Cardiovascular diseases (CVDs) are some of the most prevalent threats to global health. This is certainly the case for vulnerable populations, especially refugees and other migrant groups. Heart disease affects Syrian refugees in particular at a significantly high rate. These asylum seekers face overwhelming poverty and a variety of other risk factors that contribute to these illnesses across multiple countries, particularly in places like Jordan and Lebanon. Several international organizations, such as Doctors Without Borders, continue to tackle this issue, although it still persists and poses a serious public health threat to those in these communities.
Prevalence of CVDs
Although CVDs are a real threat to all people globally, they can tend to affect certain demographics more than others. Heart disease in Syrian refugees is a cause for concern for a number of reasons. According to Wasim Maziak and others, the morbidity rate for CVD among Syrians is about 4.8%, with the mortality rate being 179 per 100,000.
The impacts of CVD in Syrian refugee communities are greater due to increased risk factors. These include but are not limited to hypertension, high blood pressure, obesity, diabetes, firsthand and secondhand smoking and unhealthy eating habits. A 2019 study by the Boston College medical journal Annals of Global Health found strong correlations between cases of CVD and these risk factors in Syrian refugees living in Jordan. Of the nearly 1,000 patients they surveyed at Jordan University Hospital, about 60% had high blood pressure and 31% suffered from diabetes. Additionally, 24% were chronic smokers.

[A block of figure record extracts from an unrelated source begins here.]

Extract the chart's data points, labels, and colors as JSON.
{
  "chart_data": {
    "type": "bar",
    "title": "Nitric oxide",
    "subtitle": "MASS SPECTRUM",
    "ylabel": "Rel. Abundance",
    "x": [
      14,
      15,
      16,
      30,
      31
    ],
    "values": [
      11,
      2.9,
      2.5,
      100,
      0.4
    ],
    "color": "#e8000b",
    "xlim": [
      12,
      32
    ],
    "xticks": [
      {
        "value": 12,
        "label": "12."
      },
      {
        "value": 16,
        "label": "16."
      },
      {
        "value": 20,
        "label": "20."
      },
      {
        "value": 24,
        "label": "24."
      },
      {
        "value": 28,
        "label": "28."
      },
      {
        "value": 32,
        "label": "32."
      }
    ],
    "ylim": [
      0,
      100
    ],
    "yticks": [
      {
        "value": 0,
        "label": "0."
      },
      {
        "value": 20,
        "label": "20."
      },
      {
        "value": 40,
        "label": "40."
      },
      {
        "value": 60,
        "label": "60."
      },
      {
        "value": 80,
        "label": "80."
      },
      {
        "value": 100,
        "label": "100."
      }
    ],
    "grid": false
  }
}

Lack of treatment was also a significant issue for these patients. According to the study, “treatment was offered to 489 patients (49.5%), but only 322 (65.8% of treatment offered and 33.2% of referrals) of them received the intended treatment.” Partly due to the lack of care for over half the Syrian refugee patients, 3% of them died and about half never had follow-up appointments during the timeframe of the study. The study also found that about 13% of the patients who were referred to specialists “were denied any funding,” which primarily came from the Jordanian government and the UN, as well as other charity groups and NGOs.
Risk Factor Causes
One of the possible explanations for why CVD risk factors are so high for Syrian refugees is because of their repeated exposure to conflict and trauma. For over a decade, Syrians have struggled with a violent civil war that has forced over 14 million people to flee the country since 2011. These refugees have been confronted with many traumatic events, including the loss of loved ones. Such trauma can greatly increase risk factors for CVD. As the American Heart Association (AHA) reveals that stress, especially chronic stress, “may lead to high blood pressure, which can pose a risk for heart attack and stroke. Stress also may contribute to such cardiovascular disease risks as smoking, overeating and lack of physical activity.”

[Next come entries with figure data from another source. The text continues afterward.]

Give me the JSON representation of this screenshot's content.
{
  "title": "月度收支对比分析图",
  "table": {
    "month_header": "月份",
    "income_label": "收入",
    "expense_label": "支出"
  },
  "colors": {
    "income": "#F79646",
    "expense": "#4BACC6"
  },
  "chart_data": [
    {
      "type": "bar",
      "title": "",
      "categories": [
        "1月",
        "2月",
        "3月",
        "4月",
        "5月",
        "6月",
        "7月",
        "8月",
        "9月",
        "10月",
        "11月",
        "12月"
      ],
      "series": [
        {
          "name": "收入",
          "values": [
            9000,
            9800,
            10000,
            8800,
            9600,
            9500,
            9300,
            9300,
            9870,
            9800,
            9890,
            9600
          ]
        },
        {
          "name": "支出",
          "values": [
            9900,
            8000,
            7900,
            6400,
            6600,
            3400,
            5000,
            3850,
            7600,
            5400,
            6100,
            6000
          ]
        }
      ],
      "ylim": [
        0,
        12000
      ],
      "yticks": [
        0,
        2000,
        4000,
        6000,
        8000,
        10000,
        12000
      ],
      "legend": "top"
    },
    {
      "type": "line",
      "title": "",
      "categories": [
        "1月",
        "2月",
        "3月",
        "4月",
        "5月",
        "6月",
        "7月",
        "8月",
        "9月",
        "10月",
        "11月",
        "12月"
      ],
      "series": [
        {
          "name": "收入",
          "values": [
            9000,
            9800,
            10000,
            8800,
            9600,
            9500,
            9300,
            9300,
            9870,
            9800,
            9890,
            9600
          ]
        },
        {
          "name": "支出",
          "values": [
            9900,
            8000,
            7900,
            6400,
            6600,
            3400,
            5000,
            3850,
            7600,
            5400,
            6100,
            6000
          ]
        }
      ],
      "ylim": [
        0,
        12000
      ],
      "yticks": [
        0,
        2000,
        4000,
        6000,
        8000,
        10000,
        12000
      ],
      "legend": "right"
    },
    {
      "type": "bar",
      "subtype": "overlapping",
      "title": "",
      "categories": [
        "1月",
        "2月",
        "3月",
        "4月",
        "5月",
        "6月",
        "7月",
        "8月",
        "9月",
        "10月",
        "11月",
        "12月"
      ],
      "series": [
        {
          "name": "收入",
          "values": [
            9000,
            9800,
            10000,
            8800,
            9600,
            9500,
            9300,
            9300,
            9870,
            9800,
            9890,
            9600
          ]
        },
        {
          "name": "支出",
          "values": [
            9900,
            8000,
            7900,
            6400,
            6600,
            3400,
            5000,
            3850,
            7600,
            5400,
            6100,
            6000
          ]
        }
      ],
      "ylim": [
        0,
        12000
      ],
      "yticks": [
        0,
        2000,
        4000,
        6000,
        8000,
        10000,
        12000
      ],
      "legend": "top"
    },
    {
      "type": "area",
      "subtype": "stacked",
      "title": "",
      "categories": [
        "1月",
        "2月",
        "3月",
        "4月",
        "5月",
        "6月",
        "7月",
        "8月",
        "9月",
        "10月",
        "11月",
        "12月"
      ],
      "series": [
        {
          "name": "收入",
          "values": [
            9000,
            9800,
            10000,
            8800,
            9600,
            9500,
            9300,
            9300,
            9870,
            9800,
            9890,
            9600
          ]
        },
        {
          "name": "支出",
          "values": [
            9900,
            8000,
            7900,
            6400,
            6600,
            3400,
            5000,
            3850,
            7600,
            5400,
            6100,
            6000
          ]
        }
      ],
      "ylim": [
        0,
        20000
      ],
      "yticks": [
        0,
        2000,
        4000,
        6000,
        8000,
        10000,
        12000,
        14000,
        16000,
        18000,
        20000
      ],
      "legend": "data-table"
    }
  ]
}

This stress comes at even higher levels for Syrian refugees, who have to deal not only with the traumas of the past but also the great challenges they face in starting a new life in a foreign country. The challenges involve not only the struggles of assimilating into another society but also the struggles of overcoming poverty. For example, the U.N. reports that in Lebanon, 90% of the Syrian refugees in the country are “reliant on humanitarian assistance to survive.” Syrian refugees in Turkey also face challenges in meeting their basic needs, as about 90% are reportedly unable to do so.

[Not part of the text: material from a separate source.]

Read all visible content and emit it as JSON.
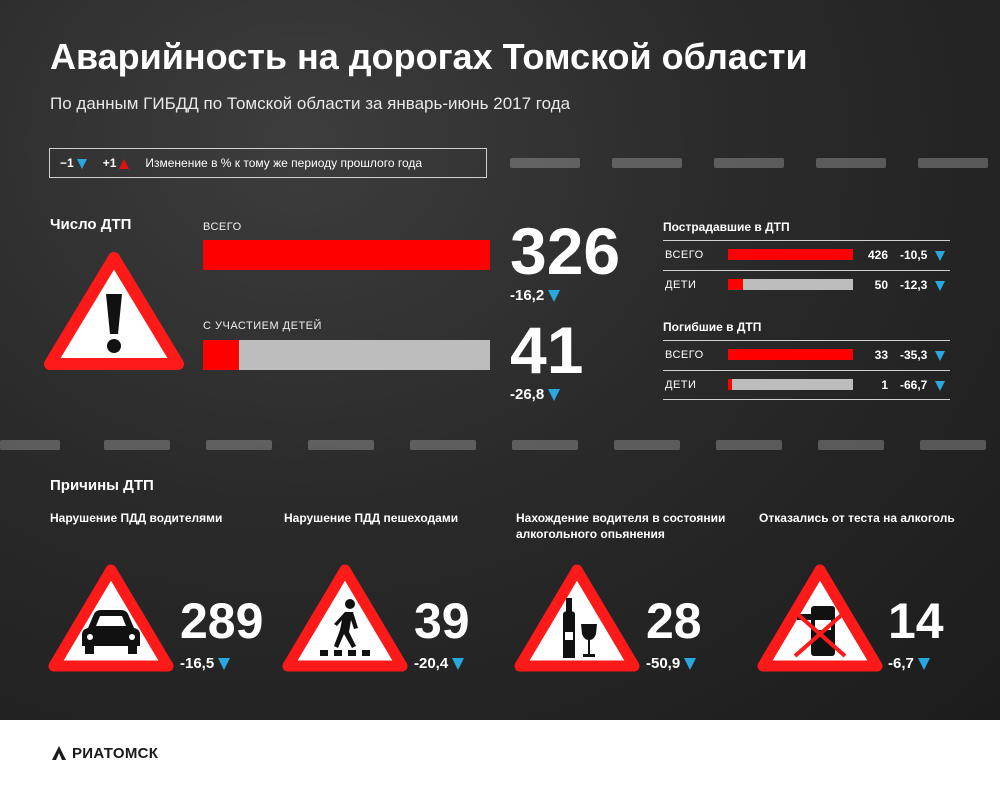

Clearly, heart disease affects Syrian refugees at high rates due to a variety of risk factors such as trauma, displacement and poverty. In responding to this public health crisis, organizations such as Doctors Without Borders (MSF) have prioritized providing free health care to thousands of Syrian refugees in need. MSF’s chronic disease treatment program has provided consultations and treatment for nearly 4,000 Syrian refugees in Jordan over the span of nearly a decade. This includes “treatment for hypertension, diabetes, asthma, cardiovascular diseases and chronic obstructive pulmonary diseases.”
The work of humanitarian organizations such as MSF can play a significant role in reducing the rates of CVD among Syrian refugees. Poverty not only leads to increased stress and, therefore, increased risk of CVD but also inhibits access to health care. By providing free medical services to these vulnerable communities, MSF and other non-governmental organizations (NGOs) are actively alleviating one of the most significant public health crises facing Syrian refugees.